Security Headers
HTTP security headers tell the browser how to handle your content. They are low-effort and high-impact — a couple of hours of work that closes off a whole class of browser-based attacks including clickjacking, cross-site scripting, and content injection.
Key Headers
Content-Security-Policy (CSP)
CSP tells the browser which sources of scripts, styles, images, and other resources are legitimate. It prevents injected scripts from running even if an attacker manages to insert them into your HTML.
A strict example:
Content-Security-Policy: default-src 'self'; script-src 'self'; style-src 'self' 'unsafe-inline'; img-src 'self' data:; font-src 'self';
Start with Content-Security-Policy-Report-Only to collect violations without blocking anything, then tighten the policy once you understand your application's legitimate sources.
X-Frame-Options
Prevents your pages from being embedded in an <iframe> on another domain, protecting against clickjacking:
X-Frame-Options: SAMEORIGIN
X-Content-Type-Options
Stops browsers from guessing the MIME type of a response. Without this, a browser might execute a .txt file as JavaScript if the content looks like a script:
X-Content-Type-Options: nosniff
Referrer-Policy
Controls how much referrer information is sent when navigating away from your site. strict-origin-when-cross-origin is a sensible default:
Referrer-Policy: strict-origin-when-cross-origin
Permissions-Policy
Restricts which browser features (camera, microphone, geolocation) the page can access. Deny everything your application does not need:
Permissions-Policy: camera=(), microphone=(), geolocation=()

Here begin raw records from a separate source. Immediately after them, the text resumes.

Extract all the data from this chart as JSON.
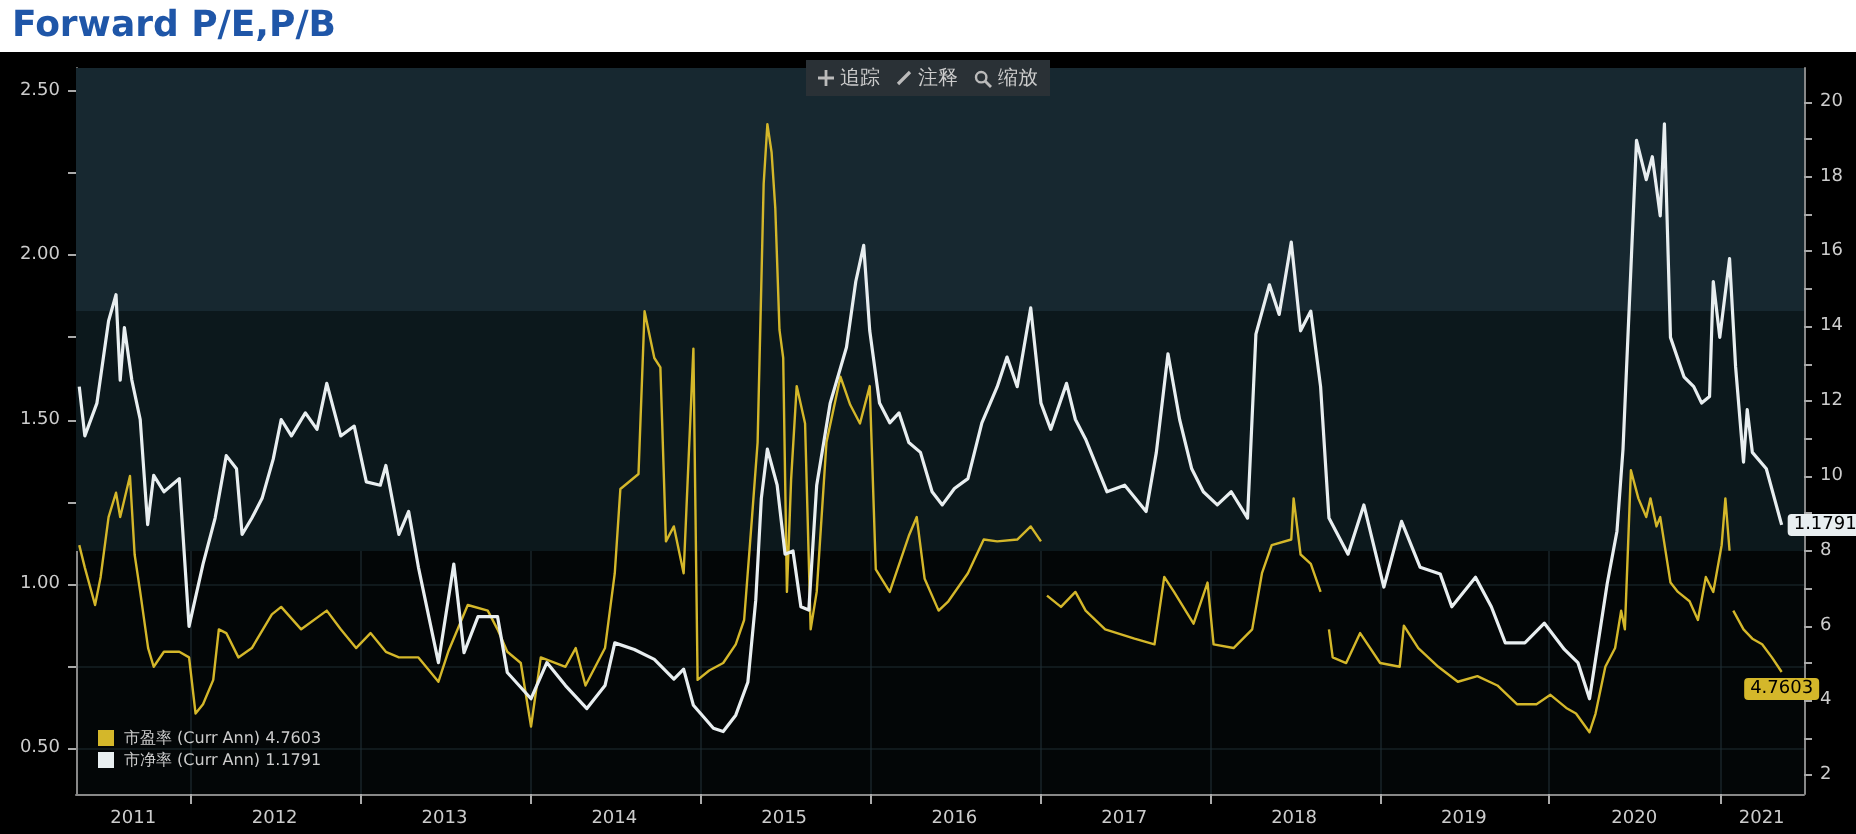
{
  "chart_data": {
    "type": "line",
    "title": "Forward P/E,P/B",
    "annotations": [
      "追踪",
      "注释",
      "缩放"
    ],
    "xlim": [
      "2011-05-01",
      "2021-07-01"
    ],
    "xticks": [
      {
        "value": "2011-09-01",
        "label": "2011"
      },
      {
        "value": "2012-01-01",
        "label": null
      },
      {
        "value": "2012-07-01",
        "label": "2012"
      },
      {
        "value": "2013-01-01",
        "label": null
      },
      {
        "value": "2013-07-01",
        "label": "2013"
      },
      {
        "value": "2014-01-01",
        "label": null
      },
      {
        "value": "2014-07-01",
        "label": "2014"
      },
      {
        "value": "2015-01-01",
        "label": null
      },
      {
        "value": "2015-07-01",
        "label": "2015"
      },
      {
        "value": "2016-01-01",
        "label": null
      },
      {
        "value": "2016-07-01",
        "label": "2016"
      },
      {
        "value": "2017-01-01",
        "label": null
      },
      {
        "value": "2017-07-01",
        "label": "2017"
      },
      {
        "value": "2018-01-01",
        "label": null
      },
      {
        "value": "2018-07-01",
        "label": "2018"
      },
      {
        "value": "2019-01-01",
        "label": null
      },
      {
        "value": "2019-07-01",
        "label": "2019"
      },
      {
        "value": "2020-01-01",
        "label": null
      },
      {
        "value": "2020-07-01",
        "label": "2020"
      },
      {
        "value": "2021-01-01",
        "label": null
      },
      {
        "value": "2021-04-01",
        "label": "2021"
      }
    ],
    "ylim": [
      0.36,
      2.57
    ],
    "yticks": [
      {
        "value": 0.5,
        "label": "0.50"
      },
      {
        "value": 0.75,
        "label": null
      },
      {
        "value": 1,
        "label": "1.00"
      },
      {
        "value": 1.25,
        "label": null
      },
      {
        "value": 1.5,
        "label": "1.50"
      },
      {
        "value": 1.75,
        "label": null
      },
      {
        "value": 2,
        "label": "2.00"
      },
      {
        "value": 2.25,
        "label": null
      },
      {
        "value": 2.5,
        "label": "2.50"
      }
    ],
    "y2lim": [
      1.5,
      20.9
    ],
    "y2ticks": [
      2,
      {
        "value": 3,
        "label": null
      },
      4,
      {
        "value": 5,
        "label": null
      },
      6,
      {
        "value": 7,
        "label": null
      },
      8,
      {
        "value": 9,
        "label": null
      },
      10,
      {
        "value": 11,
        "label": null
      },
      12,
      {
        "value": 13,
        "label": null
      },
      14,
      {
        "value": 15,
        "label": null
      },
      16,
      {
        "value": 17,
        "label": null
      },
      18,
      {
        "value": 19,
        "label": null
      },
      20
    ],
    "bands": [
      {
        "axis": "y",
        "from": 1.83,
        "to": 2.57,
        "color": "#172830"
      },
      {
        "axis": "y",
        "from": 1.1,
        "to": 1.83,
        "color": "#0c181c"
      }
    ],
    "grid": true,
    "legend": "bottom left",
    "series": [
      {
        "name": "市盈率 (Curr Ann) 4.7603",
        "color": "#d4b72a",
        "axis": "y2",
        "x": [
          "2011-05-08",
          "2011-05-20",
          "2011-06-11",
          "2011-06-23",
          "2011-07-10",
          "2011-07-26",
          "2011-08-04",
          "2011-08-25",
          "2011-09-04",
          "2011-09-16",
          "2011-10-03",
          "2011-10-15",
          "2011-11-06",
          "2011-12-09",
          "2011-12-30",
          "2012-01-13",
          "2012-01-29",
          "2012-02-20",
          "2012-03-03",
          "2012-03-19",
          "2012-04-14",
          "2012-05-13",
          "2012-06-25",
          "2012-07-15",
          "2012-08-27",
          "2012-10-21",
          "2012-11-20",
          "2012-12-23",
          "2013-01-23",
          "2013-02-25",
          "2013-03-25",
          "2013-05-06",
          "2013-06-18",
          "2013-07-09",
          "2013-08-20",
          "2013-10-02",
          "2013-10-23",
          "2013-11-13",
          "2013-12-12",
          "2014-01-03",
          "2014-01-24",
          "2014-03-18",
          "2014-04-09",
          "2014-04-30",
          "2014-06-11",
          "2014-07-02",
          "2014-07-14",
          "2014-08-22",
          "2014-09-04",
          "2014-09-25",
          "2014-10-08",
          "2014-10-20",
          "2014-11-06",
          "2014-11-27",
          "2014-12-18",
          "2014-12-27",
          "2015-01-21",
          "2015-02-20",
          "2015-03-19",
          "2015-04-06",
          "2015-04-23",
          "2015-05-05",
          "2015-05-18",
          "2015-05-26",
          "2015-06-04",
          "2015-06-12",
          "2015-06-21",
          "2015-06-29",
          "2015-07-07",
          "2015-07-16",
          "2015-07-28",
          "2015-08-15",
          "2015-08-27",
          "2015-09-09",
          "2015-09-30",
          "2015-10-30",
          "2015-11-20",
          "2015-12-11",
          "2016-01-01",
          "2016-01-14",
          "2016-02-13",
          "2016-03-25",
          "2016-04-11",
          "2016-04-28",
          "2016-05-28",
          "2016-06-18",
          "2016-07-30",
          "2016-09-02",
          "2016-10-01",
          "2016-11-13",
          "2016-12-12",
          "2017-01-03",
          "2017-01-10",
          "2017-01-16",
          "2017-02-15",
          "2017-03-18",
          "2017-04-09",
          "2017-05-21",
          "2017-07-23",
          "2017-09-04",
          "2017-09-25",
          "2017-10-16",
          "2017-11-27",
          "2017-12-27",
          "2018-01-09",
          "2018-02-21",
          "2018-04-02",
          "2018-04-23",
          "2018-05-14",
          "2018-06-25",
          "2018-06-30",
          "2018-07-15",
          "2018-08-06",
          "2018-08-27",
          "2018-09-05",
          "2018-09-14",
          "2018-09-22",
          "2018-10-21",
          "2018-11-20",
          "2019-01-02",
          "2019-02-13",
          "2019-02-22",
          "2019-03-25",
          "2019-05-07",
          "2019-06-18",
          "2019-07-30",
          "2019-09-11",
          "2019-10-23",
          "2019-12-04",
          "2020-01-03",
          "2020-02-06",
          "2020-02-27",
          "2020-03-27",
          "2020-04-09",
          "2020-04-30",
          "2020-05-21",
          "2020-06-03",
          "2020-06-11",
          "2020-06-24",
          "2020-07-10",
          "2020-07-27",
          "2020-08-05",
          "2020-08-18",
          "2020-08-26",
          "2020-09-17",
          "2020-10-03",
          "2020-10-28",
          "2020-11-15",
          "2020-12-02",
          "2020-12-18",
          "2021-01-05",
          "2021-01-13",
          "2021-01-22",
          "2021-01-27",
          "2021-01-30",
          "2021-02-21",
          "2021-03-12",
          "2021-04-02",
          "2021-04-23",
          "2021-05-14"
        ],
        "values": [
          8.15,
          7.55,
          6.55,
          7.3,
          8.9,
          9.55,
          8.9,
          10.0,
          7.9,
          6.9,
          5.4,
          4.9,
          5.3,
          5.3,
          5.15,
          3.65,
          3.9,
          4.55,
          5.9,
          5.8,
          5.15,
          5.4,
          6.3,
          6.5,
          5.9,
          6.4,
          5.9,
          5.4,
          5.8,
          5.3,
          5.15,
          5.15,
          4.5,
          5.3,
          6.55,
          6.4,
          5.9,
          5.3,
          5.0,
          3.3,
          5.15,
          4.9,
          5.4,
          4.4,
          5.4,
          7.4,
          9.65,
          10.05,
          14.4,
          13.15,
          12.9,
          8.25,
          8.65,
          7.4,
          13.4,
          4.55,
          4.8,
          5.0,
          5.5,
          6.15,
          8.9,
          10.9,
          17.8,
          19.4,
          18.65,
          17.15,
          13.9,
          13.15,
          6.9,
          9.9,
          12.4,
          11.4,
          5.9,
          6.9,
          10.9,
          12.65,
          11.9,
          11.4,
          12.4,
          7.5,
          6.9,
          8.4,
          8.9,
          7.25,
          6.4,
          6.65,
          7.4,
          8.3,
          8.25,
          8.3,
          8.65,
          8.25,
          null,
          6.8,
          6.5,
          6.9,
          6.4,
          5.9,
          5.65,
          5.5,
          7.3,
          6.9,
          6.05,
          7.15,
          5.5,
          5.4,
          5.9,
          7.4,
          8.15,
          8.3,
          9.4,
          7.9,
          7.65,
          6.9,
          null,
          5.9,
          5.15,
          5.0,
          5.8,
          5.0,
          4.9,
          6.0,
          5.4,
          4.9,
          4.5,
          4.65,
          4.4,
          3.9,
          3.9,
          4.15,
          3.8,
          3.65,
          3.15,
          3.65,
          4.9,
          5.4,
          6.4,
          5.9,
          10.15,
          9.4,
          8.9,
          9.4,
          8.65,
          8.9,
          7.15,
          6.9,
          6.65,
          6.15,
          7.3,
          6.9,
          8.15,
          9.4,
          8.0,
          null,
          6.4,
          5.9,
          5.65,
          5.5,
          5.15,
          4.7603
        ],
        "value_labels": [
          null,
          null,
          null,
          null,
          null,
          null,
          null,
          null,
          null,
          null,
          null,
          null,
          null,
          null,
          null,
          null,
          null,
          null,
          null,
          null,
          null,
          null,
          null,
          null,
          null,
          null,
          null,
          null,
          null,
          null,
          null,
          null,
          null,
          null,
          null,
          null,
          null,
          null,
          null,
          null,
          null,
          null,
          null,
          null,
          null,
          null,
          null,
          null,
          null,
          null,
          null,
          null,
          null,
          null,
          null,
          null,
          null,
          null,
          null,
          null,
          null,
          null,
          null,
          null,
          null,
          null,
          null,
          null,
          null,
          null,
          null,
          null,
          null,
          null,
          null,
          null,
          null,
          null,
          null,
          null,
          null,
          null,
          null,
          null,
          null,
          null,
          null,
          null,
          null,
          null,
          null,
          null,
          null,
          null,
          null,
          null,
          null,
          null,
          null,
          null,
          null,
          null,
          null,
          null,
          null,
          null,
          null,
          null,
          null,
          null,
          null,
          null,
          null,
          null,
          null,
          null,
          null,
          null,
          null,
          null,
          null,
          null,
          null,
          null,
          null,
          null,
          null,
          null,
          null,
          null,
          null,
          null,
          null,
          null,
          null,
          null,
          null,
          null,
          null,
          null,
          null,
          null,
          null,
          null,
          null,
          null,
          null,
          null,
          null,
          null,
          null,
          null,
          null,
          null,
          null,
          null,
          null,
          null,
          null,
          "4.7603"
        ]
      },
      {
        "name": "市净率 (Curr Ann) 1.1791",
        "color": "#e8eef0",
        "axis": "y",
        "x": [
          "2011-05-08",
          "2011-05-20",
          "2011-06-15",
          "2011-07-10",
          "2011-07-26",
          "2011-08-04",
          "2011-08-13",
          "2011-08-29",
          "2011-09-16",
          "2011-10-02",
          "2011-10-15",
          "2011-11-06",
          "2011-12-09",
          "2011-12-30",
          "2012-01-29",
          "2012-02-24",
          "2012-03-19",
          "2012-04-10",
          "2012-04-22",
          "2012-05-13",
          "2012-06-04",
          "2012-06-28",
          "2012-07-15",
          "2012-08-06",
          "2012-09-05",
          "2012-09-30",
          "2012-10-21",
          "2012-11-20",
          "2012-12-19",
          "2013-01-14",
          "2013-02-13",
          "2013-02-25",
          "2013-03-25",
          "2013-04-15",
          "2013-05-06",
          "2013-06-18",
          "2013-07-21",
          "2013-08-12",
          "2013-09-11",
          "2013-10-23",
          "2013-11-13",
          "2014-01-03",
          "2014-02-06",
          "2014-03-18",
          "2014-05-03",
          "2014-06-11",
          "2014-07-02",
          "2014-08-13",
          "2014-09-25",
          "2014-11-06",
          "2014-11-27",
          "2014-12-18",
          "2015-01-30",
          "2015-02-20",
          "2015-03-19",
          "2015-04-14",
          "2015-05-01",
          "2015-05-13",
          "2015-05-26",
          "2015-06-16",
          "2015-07-03",
          "2015-07-20",
          "2015-08-06",
          "2015-08-23",
          "2015-09-09",
          "2015-10-08",
          "2015-11-12",
          "2015-12-02",
          "2015-12-19",
          "2016-01-01",
          "2016-01-22",
          "2016-02-13",
          "2016-03-04",
          "2016-03-25",
          "2016-04-19",
          "2016-05-14",
          "2016-06-05",
          "2016-07-01",
          "2016-07-30",
          "2016-08-29",
          "2016-10-01",
          "2016-10-22",
          "2016-11-13",
          "2016-12-12",
          "2017-01-03",
          "2017-01-24",
          "2017-02-27",
          "2017-03-18",
          "2017-04-09",
          "2017-05-25",
          "2017-07-02",
          "2017-08-17",
          "2017-09-08",
          "2017-10-03",
          "2017-10-28",
          "2017-11-23",
          "2017-12-18",
          "2018-01-17",
          "2018-02-16",
          "2018-03-23",
          "2018-04-10",
          "2018-05-09",
          "2018-05-30",
          "2018-06-25",
          "2018-07-15",
          "2018-08-06",
          "2018-08-27",
          "2018-09-14",
          "2018-10-25",
          "2018-11-28",
          "2019-01-10",
          "2019-02-17",
          "2019-03-29",
          "2019-05-11",
          "2019-06-05",
          "2019-07-26",
          "2019-08-29",
          "2019-09-28",
          "2019-11-09",
          "2019-12-21",
          "2020-02-02",
          "2020-03-02",
          "2020-03-27",
          "2020-05-04",
          "2020-05-25",
          "2020-06-07",
          "2020-07-06",
          "2020-07-27",
          "2020-08-09",
          "2020-08-26",
          "2020-09-04",
          "2020-09-17",
          "2020-10-16",
          "2020-11-06",
          "2020-11-23",
          "2020-12-10",
          "2020-12-18",
          "2021-01-01",
          "2021-01-22",
          "2021-02-04",
          "2021-02-21",
          "2021-03-01",
          "2021-03-12",
          "2021-04-11",
          "2021-05-14"
        ],
        "values": [
          1.6,
          1.45,
          1.55,
          1.8,
          1.88,
          1.62,
          1.78,
          1.62,
          1.5,
          1.18,
          1.33,
          1.28,
          1.32,
          0.87,
          1.06,
          1.2,
          1.39,
          1.35,
          1.15,
          1.2,
          1.26,
          1.38,
          1.5,
          1.45,
          1.52,
          1.47,
          1.61,
          1.45,
          1.48,
          1.31,
          1.3,
          1.36,
          1.15,
          1.22,
          1.05,
          0.76,
          1.06,
          0.79,
          0.9,
          0.9,
          0.73,
          0.65,
          0.76,
          0.69,
          0.62,
          0.69,
          0.82,
          0.8,
          0.77,
          0.71,
          0.74,
          0.63,
          0.56,
          0.55,
          0.6,
          0.7,
          0.95,
          1.26,
          1.41,
          1.3,
          1.09,
          1.1,
          0.93,
          0.92,
          1.3,
          1.55,
          1.72,
          1.92,
          2.03,
          1.77,
          1.55,
          1.49,
          1.52,
          1.43,
          1.4,
          1.28,
          1.24,
          1.29,
          1.32,
          1.49,
          1.6,
          1.69,
          1.6,
          1.84,
          1.55,
          1.47,
          1.61,
          1.5,
          1.44,
          1.28,
          1.3,
          1.22,
          1.4,
          1.7,
          1.5,
          1.35,
          1.28,
          1.24,
          1.28,
          1.2,
          1.76,
          1.91,
          1.82,
          2.04,
          1.77,
          1.83,
          1.6,
          1.2,
          1.09,
          1.24,
          0.99,
          1.19,
          1.05,
          1.03,
          0.93,
          1.02,
          0.93,
          0.82,
          0.82,
          0.88,
          0.8,
          0.76,
          0.65,
          1.0,
          1.16,
          1.41,
          2.35,
          2.23,
          2.3,
          2.12,
          2.4,
          1.75,
          1.63,
          1.6,
          1.55,
          1.57,
          1.92,
          1.75,
          1.99,
          1.66,
          1.37,
          1.53,
          1.4,
          1.35,
          1.1791
        ],
        "value_labels": [
          null,
          null,
          null,
          null,
          null,
          null,
          null,
          null,
          null,
          null,
          null,
          null,
          null,
          null,
          null,
          null,
          null,
          null,
          null,
          null,
          null,
          null,
          null,
          null,
          null,
          null,
          null,
          null,
          null,
          null,
          null,
          null,
          null,
          null,
          null,
          null,
          null,
          null,
          null,
          null,
          null,
          null,
          null,
          null,
          null,
          null,
          null,
          null,
          null,
          null,
          null,
          null,
          null,
          null,
          null,
          null,
          null,
          null,
          null,
          null,
          null,
          null,
          null,
          null,
          null,
          null,
          null,
          null,
          null,
          null,
          null,
          null,
          null,
          null,
          null,
          null,
          null,
          null,
          null,
          null,
          null,
          null,
          null,
          null,
          null,
          null,
          null,
          null,
          null,
          null,
          null,
          null,
          null,
          null,
          null,
          null,
          null,
          null,
          null,
          null,
          null,
          null,
          null,
          null,
          null,
          null,
          null,
          null,
          null,
          null,
          null,
          null,
          null,
          null,
          null,
          null,
          null,
          null,
          null,
          null,
          null,
          null,
          null,
          null,
          null,
          null,
          null,
          null,
          null,
          null,
          null,
          null,
          null,
          null,
          null,
          null,
          null,
          null,
          null,
          null,
          null,
          null,
          null,
          null,
          "1.1791"
        ]
      }
    ]
  }
}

Strict-Transport-Security (HSTS)
Forces browsers to use HTTPS for all future requests to your domain. Only add this once your site is fully on HTTPS:
Strict-Transport-Security: max-age=31536000; includeSubDomains
Adding Headers in Laravel Middleware
Create a middleware class to attach security headers to every response:
php artisan make:middleware SecurityHeaders
namespace App\Http\Middleware;
use Closure;
use Illuminate\Http\Request;
use Symfony\Component\HttpFoundation\Response;
class SecurityHeaders
{
public function handle(Request $request, Closure $next): Response
{
$response = $next($request);
$response->headers->set('X-Frame-Options', 'SAMEORIGIN');
$response->headers->set('X-Content-Type-Options', 'nosniff');
$response->headers->set('Referrer-Policy', 'strict-origin-when-cross-origin');
$response->headers->set('Permissions-Policy', 'camera=(), microphone=(), geolocation=()');
$response->headers->set(
'Content-Security-Policy',
"default-src 'self'; script-src 'self'; style-src 'self' 'unsafe-inline'; img-src 'self' data:;"
);
return $response;
}
}
Register it globally in bootstrap/app.php:
->withMiddleware(function (Middleware $middleware) {
$middleware->append(\App\Http\Middleware\SecurityHeaders::class);
})
That's all you need in Laravel 12. The bootstrap/app.php file is the single place to configure middleware for your application.
Using a Package
The bepsvpt/secure-headers package takes a configuration-driven approach with sensible defaults:
composer require bepsvpt/secure-headers
php artisan vendor:publish --tag=secure-headers
Configure headers in config/secure-headers.php and add the middleware to your stack. The package handles edge cases like removing headers that should not be present in certain response types.
Testing Your Headers
After deploying, check your headers with:
- securityheaders.com — scans your site and grades each header
- Mozilla Observatory — broader security scan including headers
Both tools give an A-F grade and explain what each header does and why it matters.
Tips
- Start with report-only CSP and monitor violations before enforcing.
- Do not add
Strict-Transport-Securityuntil you are fully committed to HTTPS. A highmax-ageis difficult to undo. - If you use a CDN like Cloudflare, headers such as HSTS and CSP can be configured at the CDN layer rather than in Laravel.
- Review your CSP whenever you add a new third-party script or font. CDN sources need to be explicitly allowed.